The dominant operation is scanning the Orders table during aggregation and join processing. The derived table contains one row per product, so its size is proportional to the number of products that appear in orders.

Test Cases

# Product with multiple latest orders on same date
assert True  # validates tie handling

# Product with only one order
assert True  # validates simple case

# Product never ordered
assert True  # validates exclusion from output

# Multiple products with different latest dates
assert True  # validates grouping correctness

# Orders already in sorted order
assert True  # validates sorting stability

# Orders not in chronological order
assert True  # validates MAX(date) logic independent of input order

# Single product with many orders
assert True  # validates aggregation correctness

# Empty Orders table
assert True  # validates empty result behavior

Test	Why
Multiple latest orders	Ensures all tied latest rows are returned
Single order product	Verifies normal behavior
Never ordered product	Confirms unused products are excluded
Multiple products	Ensures grouping is independent per product
Pre-sorted input	Confirms sorting still works
Unsorted input	Ensures logic does not rely on row order
Many orders for one product	Tests aggregation correctness
Empty Orders table	Validates graceful handling of no data

Edge Cases

One important edge case occurs when multiple orders share the same latest date for a product. A common mistake is to select only one row using LIMIT 1 or a ranking function without handling ties properly. This implementation avoids that issue by joining on both product_id and order_date, ensuring all matching rows are included.

Another important edge case is products that were never ordered. Since the query starts from the Orders table and joins into Products, products without matching orders never appear in the result. This behavior exactly matches the problem requirements.

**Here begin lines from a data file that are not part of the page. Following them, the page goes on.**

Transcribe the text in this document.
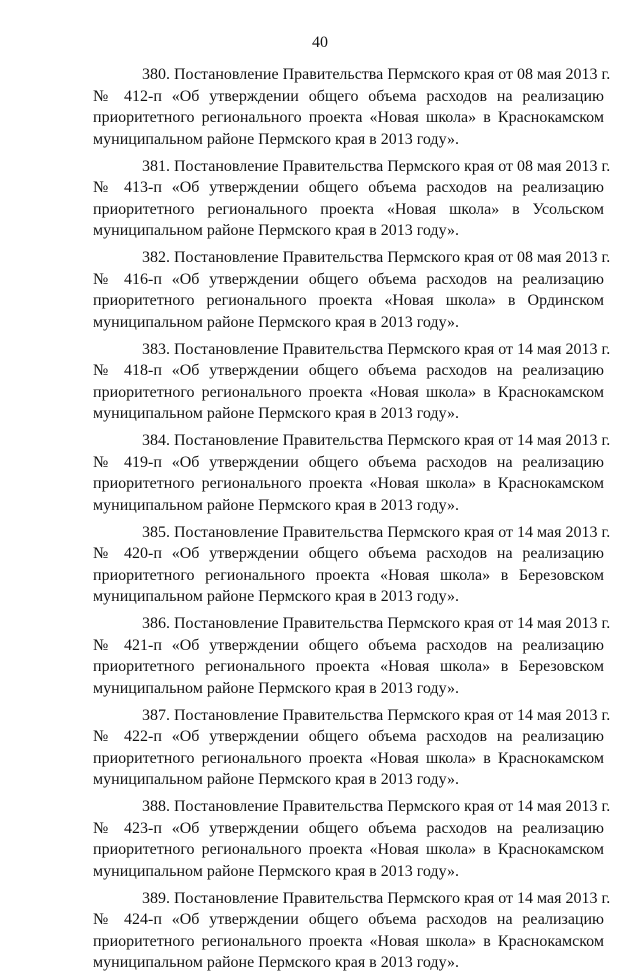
40

380. Постановление Правительства Пермского края от 08 мая 2013 г.
№ 412-п «Об утверждении общего объема расходов на реализацию
приоритетного регионального проекта «Новая школа» в Краснокамском
муниципальном районе Пермского края в 2013 году».

381. Постановление Правительства Пермского края от 08 мая 2013 г.
№ 413-п «Об утверждении общего объема расходов на реализацию
приоритетного регионального проекта «Новая школа» в Усольском
муниципальном районе Пермского края в 2013 году».

382. Постановление Правительства Пермского края от 08 мая 2013 г.
№ 416-п «Об утверждении общего объема расходов на реализацию
приоритетного регионального проекта «Новая школа» в Ординском
муниципальном районе Пермского края в 2013 году».

383. Постановление Правительства Пермского края от 14 мая 2013 г.
№ 418-п «Об утверждении общего объема расходов на реализацию
приоритетного регионального проекта «Новая школа» в Краснокамском
муниципальном районе Пермского края в 2013 году».

384. Постановление Правительства Пермского края от 14 мая 2013 г.
№ 419-п «Об утверждении общего объема расходов на реализацию
приоритетного регионального проекта «Новая школа» в Краснокамском
муниципальном районе Пермского края в 2013 году».

385. Постановление Правительства Пермского края от 14 мая 2013 г.
№ 420-п «Об утверждении общего объема расходов на реализацию
приоритетного регионального проекта «Новая школа» в Березовском
муниципальном районе Пермского края в 2013 году».

386. Постановление Правительства Пермского края от 14 мая 2013 г.
№ 421-п «Об утверждении общего объема расходов на реализацию
приоритетного регионального проекта «Новая школа» в Березовском
муниципальном районе Пермского края в 2013 году».

387. Постановление Правительства Пермского края от 14 мая 2013 г.
№ 422-п «Об утверждении общего объема расходов на реализацию
приоритетного регионального проекта «Новая школа» в Краснокамском
муниципальном районе Пермского края в 2013 году».

388. Постановление Правительства Пермского края от 14 мая 2013 г.
№ 423-п «Об утверждении общего объема расходов на реализацию
приоритетного регионального проекта «Новая школа» в Краснокамском
муниципальном районе Пермского края в 2013 году».

389. Постановление Правительства Пермского края от 14 мая 2013 г.
№ 424-п «Об утверждении общего объема расходов на реализацию
приоритетного регионального проекта «Новая школа» в Краснокамском
муниципальном районе Пермского края в 2013 году».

A third edge case involves unordered input data. The rows in the Orders table may appear in any sequence, so relying on physical row order would be incorrect. The aggregation step explicitly computes MAX(order_date), making the solution independent of insertion order or storage order.

A final edge case is when only one product exists in the database or when only one order exists overall. The grouping query still functions correctly because SQL aggregation naturally handles single-group scenarios without requiring special logic.